Fight for the Future reports that CISPA will allow the government to spy on you without a warrant, makes it so you can’t even find out about it after the fact, makes it so companies can’t be sued when they do illegal things with your data, allows corporations to cyber-attack each other and individuals outside of the law, and makes every privacy policy on the web a moot point, and violates the 4th amendment.
The EFF writes, “CISPA’s definition of ‘cyber threat information’ includes information directly pertaining to a threat to ‘confidentiality.’ But what does that mean? The definition encompasses measures designed for preserving ‘authorized restrictions on access,’ including means for protecting ‘proprietary information;’ [which] is not defined, and could be read to include copyrighted information. For example, one type of restriction on access that is designed to protect proprietary information is digital rights management (DRM).” The bill itself states, “Cyber threat information shared in accordance with paragraph (1)… shall be exempt from disclosure under section 552 of title 5, United States Code (commonly known as the `Freedom of Information Act’).”

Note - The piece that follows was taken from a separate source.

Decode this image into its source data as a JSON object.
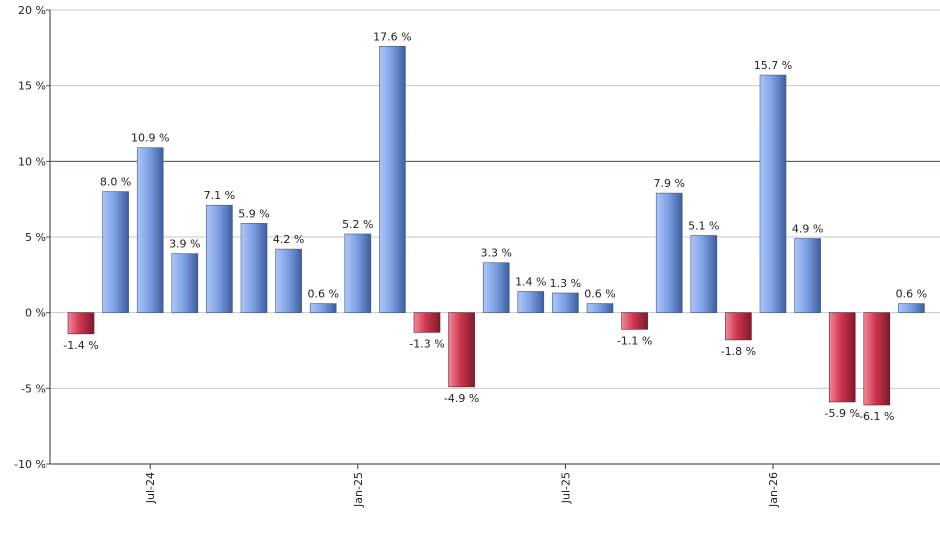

The actual policies and procedures authorized by the bill are not known, because they will not be written until after the bill becomes law, assuming it passes the Senate and is not vetoed by President Obama. On the bright side, this bill has been killed once before; and according to a White House Statement of Administration Policy, President Obama’s senior advisors would recommend that he veto the bill unless it is amended to include better privacy and civil liberties protections and transparent oversight .
Even with the threat of a veto, the fight against CISPA is not over, we must once again convince the Senate to kill this bill!